Le capacità di ibridazione delle culture giovanili hanno in qualche maniera permesso di rompere la rigidità di questi confini e di creare sempre più legami transnazionali. Anche nelle politiche sociali si comincia a tener conto delle differenze rispettandole ed i centri di aggregazione giovanile diventano sempre più luoghi di promozione di un multiculturalismo quotidiano, che si evince anche dai processi di acquisizione della cittadinanza.

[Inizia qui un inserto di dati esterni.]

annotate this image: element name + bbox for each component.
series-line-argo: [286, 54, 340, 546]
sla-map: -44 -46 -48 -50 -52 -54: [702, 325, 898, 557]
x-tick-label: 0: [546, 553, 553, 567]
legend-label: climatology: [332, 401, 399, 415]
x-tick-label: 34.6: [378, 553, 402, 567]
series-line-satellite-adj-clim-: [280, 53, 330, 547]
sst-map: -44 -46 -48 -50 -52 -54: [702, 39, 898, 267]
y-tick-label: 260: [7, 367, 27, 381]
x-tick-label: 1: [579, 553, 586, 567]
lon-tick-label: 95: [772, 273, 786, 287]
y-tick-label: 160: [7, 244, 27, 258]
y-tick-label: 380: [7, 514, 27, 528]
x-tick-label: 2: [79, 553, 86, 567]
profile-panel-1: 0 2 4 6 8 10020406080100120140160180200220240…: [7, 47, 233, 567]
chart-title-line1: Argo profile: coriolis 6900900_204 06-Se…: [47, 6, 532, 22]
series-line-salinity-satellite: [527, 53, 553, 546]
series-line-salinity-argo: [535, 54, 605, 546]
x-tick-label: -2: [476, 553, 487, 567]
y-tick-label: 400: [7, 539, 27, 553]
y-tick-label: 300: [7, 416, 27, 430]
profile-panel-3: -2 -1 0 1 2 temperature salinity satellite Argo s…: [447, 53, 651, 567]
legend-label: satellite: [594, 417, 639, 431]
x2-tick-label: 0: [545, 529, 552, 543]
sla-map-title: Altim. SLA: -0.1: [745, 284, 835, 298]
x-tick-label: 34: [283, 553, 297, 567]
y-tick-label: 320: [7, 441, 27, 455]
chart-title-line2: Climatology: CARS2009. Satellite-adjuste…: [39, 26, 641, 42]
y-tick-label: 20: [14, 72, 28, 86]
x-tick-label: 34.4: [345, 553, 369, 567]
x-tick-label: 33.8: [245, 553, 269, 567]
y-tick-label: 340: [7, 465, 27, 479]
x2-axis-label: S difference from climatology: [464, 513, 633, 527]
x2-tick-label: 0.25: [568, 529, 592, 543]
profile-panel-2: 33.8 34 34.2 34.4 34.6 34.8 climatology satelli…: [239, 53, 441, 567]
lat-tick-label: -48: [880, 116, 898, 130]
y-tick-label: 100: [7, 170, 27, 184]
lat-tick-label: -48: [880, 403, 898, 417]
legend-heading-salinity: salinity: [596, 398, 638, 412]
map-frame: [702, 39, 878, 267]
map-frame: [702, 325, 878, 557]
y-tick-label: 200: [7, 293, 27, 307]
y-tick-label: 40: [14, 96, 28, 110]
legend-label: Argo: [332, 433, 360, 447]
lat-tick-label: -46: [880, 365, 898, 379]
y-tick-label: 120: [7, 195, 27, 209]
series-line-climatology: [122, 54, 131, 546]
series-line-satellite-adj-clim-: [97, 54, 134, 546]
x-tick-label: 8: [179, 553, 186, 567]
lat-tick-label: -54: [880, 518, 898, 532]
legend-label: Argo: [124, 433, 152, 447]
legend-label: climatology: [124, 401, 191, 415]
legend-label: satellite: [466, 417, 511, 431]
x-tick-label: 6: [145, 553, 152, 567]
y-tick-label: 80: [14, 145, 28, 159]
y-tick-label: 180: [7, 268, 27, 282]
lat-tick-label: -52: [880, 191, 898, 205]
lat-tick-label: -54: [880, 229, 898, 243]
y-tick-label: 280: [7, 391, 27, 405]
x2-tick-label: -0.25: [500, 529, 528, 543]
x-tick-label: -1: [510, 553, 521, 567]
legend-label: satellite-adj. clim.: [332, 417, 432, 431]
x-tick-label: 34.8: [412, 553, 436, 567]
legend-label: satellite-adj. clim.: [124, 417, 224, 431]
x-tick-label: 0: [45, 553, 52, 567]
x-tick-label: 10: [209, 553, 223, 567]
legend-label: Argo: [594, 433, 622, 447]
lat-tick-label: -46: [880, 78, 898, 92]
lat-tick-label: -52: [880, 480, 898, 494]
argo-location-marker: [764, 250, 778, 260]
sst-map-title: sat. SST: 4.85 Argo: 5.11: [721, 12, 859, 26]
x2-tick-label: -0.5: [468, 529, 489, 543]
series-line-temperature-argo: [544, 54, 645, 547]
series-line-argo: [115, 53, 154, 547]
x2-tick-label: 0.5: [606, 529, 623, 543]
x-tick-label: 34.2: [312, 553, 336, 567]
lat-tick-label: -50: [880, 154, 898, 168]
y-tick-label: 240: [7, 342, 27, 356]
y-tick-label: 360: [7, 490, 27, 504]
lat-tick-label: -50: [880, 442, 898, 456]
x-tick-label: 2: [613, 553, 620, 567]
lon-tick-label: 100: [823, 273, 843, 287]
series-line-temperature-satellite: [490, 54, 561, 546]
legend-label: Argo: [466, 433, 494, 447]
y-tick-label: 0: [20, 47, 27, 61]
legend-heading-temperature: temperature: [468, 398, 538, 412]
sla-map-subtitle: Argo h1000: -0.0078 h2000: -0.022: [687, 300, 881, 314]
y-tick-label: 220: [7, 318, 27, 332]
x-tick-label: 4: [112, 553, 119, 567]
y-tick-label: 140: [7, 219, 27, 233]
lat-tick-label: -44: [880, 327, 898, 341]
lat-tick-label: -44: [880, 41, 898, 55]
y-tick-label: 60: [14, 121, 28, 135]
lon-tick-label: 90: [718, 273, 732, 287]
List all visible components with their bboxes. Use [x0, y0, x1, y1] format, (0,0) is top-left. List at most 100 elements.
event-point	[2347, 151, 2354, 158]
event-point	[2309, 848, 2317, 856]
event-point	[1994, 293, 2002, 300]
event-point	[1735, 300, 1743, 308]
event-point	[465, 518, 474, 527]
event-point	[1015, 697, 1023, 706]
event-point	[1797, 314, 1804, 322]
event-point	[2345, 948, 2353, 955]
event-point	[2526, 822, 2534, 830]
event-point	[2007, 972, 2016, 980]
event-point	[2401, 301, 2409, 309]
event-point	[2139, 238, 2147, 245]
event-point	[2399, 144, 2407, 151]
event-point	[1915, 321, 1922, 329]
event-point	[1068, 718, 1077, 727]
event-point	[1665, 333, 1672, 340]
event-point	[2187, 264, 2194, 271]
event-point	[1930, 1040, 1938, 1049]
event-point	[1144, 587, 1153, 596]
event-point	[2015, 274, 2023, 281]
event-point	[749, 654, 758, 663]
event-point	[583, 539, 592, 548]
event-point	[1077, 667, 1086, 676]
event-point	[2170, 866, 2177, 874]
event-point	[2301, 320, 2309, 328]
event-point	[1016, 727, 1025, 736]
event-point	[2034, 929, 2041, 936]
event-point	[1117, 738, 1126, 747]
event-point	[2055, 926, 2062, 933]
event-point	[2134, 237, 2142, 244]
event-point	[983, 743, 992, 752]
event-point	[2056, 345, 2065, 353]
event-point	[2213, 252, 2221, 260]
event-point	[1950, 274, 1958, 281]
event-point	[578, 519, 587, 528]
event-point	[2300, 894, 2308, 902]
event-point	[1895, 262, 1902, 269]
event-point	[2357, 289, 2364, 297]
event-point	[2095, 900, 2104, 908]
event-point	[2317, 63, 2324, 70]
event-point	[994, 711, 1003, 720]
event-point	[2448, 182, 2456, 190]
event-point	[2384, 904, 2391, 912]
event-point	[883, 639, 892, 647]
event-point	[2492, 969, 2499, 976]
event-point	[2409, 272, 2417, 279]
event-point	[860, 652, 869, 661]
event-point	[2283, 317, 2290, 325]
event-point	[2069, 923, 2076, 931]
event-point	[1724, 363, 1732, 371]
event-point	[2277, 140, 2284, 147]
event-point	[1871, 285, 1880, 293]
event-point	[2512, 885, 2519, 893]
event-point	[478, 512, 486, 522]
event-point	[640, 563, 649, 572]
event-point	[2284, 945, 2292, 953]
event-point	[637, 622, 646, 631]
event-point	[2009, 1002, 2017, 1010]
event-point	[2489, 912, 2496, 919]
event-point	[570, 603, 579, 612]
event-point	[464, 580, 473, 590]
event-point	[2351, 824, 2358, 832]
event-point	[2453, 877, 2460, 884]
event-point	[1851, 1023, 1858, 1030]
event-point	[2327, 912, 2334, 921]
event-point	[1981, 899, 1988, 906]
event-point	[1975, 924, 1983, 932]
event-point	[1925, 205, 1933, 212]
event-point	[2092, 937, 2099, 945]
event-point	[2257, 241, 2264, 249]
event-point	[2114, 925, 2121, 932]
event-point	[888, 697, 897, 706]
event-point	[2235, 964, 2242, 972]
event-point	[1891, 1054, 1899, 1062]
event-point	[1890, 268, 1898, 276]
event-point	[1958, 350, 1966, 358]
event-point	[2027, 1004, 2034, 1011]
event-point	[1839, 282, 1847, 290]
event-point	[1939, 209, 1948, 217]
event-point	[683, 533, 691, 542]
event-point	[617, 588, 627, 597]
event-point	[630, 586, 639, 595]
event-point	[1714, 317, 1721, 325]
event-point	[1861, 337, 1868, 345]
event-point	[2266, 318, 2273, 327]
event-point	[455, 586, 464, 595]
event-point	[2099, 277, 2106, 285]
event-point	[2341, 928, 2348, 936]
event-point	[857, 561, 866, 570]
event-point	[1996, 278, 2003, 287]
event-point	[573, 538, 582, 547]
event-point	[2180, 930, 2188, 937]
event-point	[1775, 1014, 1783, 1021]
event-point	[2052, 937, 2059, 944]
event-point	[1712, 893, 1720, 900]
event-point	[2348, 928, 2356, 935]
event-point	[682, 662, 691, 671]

Il principio dello jus soli ha per tradizione largo spazio nell’ordinamento inglese, infatti la cittadinanza britannica può essere ottenuta attraverso la registration da una persona nata sul territorio di cui almeno un genitore sia residente a tempo indeterminato in Gran Bretagna. Se nessuno dei due genitori è cittadino britannico o stabilmente residente, la persona nata sul territorio nazionale può ottenere la cittadinanza quando uno dei due genitori, dopo la nascita del figlio, diventi cittadino o si stabilisca nel Regno Unito, o ancora quando il richiedente vi abbia risieduto per dieci anni successivi alla nascita (Genco, Marchetto, Mazzei 2011: 73).

Il multiculturalismo quotidiano, l’ibridazione e le culture giovanili che i giovani inglesi di seconda generazione producono in abbondanza rappresentano un terreno di elezione per lo studio del tema della differenza: la musica, l’abbigliamento ed i linguaggi vernicolari fungono da veicolo multiculturale aperto alla contaminazione, dimostrando che per i giovani riuscire a mescolarsi significa anche interrogarsi sulla propria identità a partire dal dialogo con l’altro (Cfr. Baumann 1996, 1997).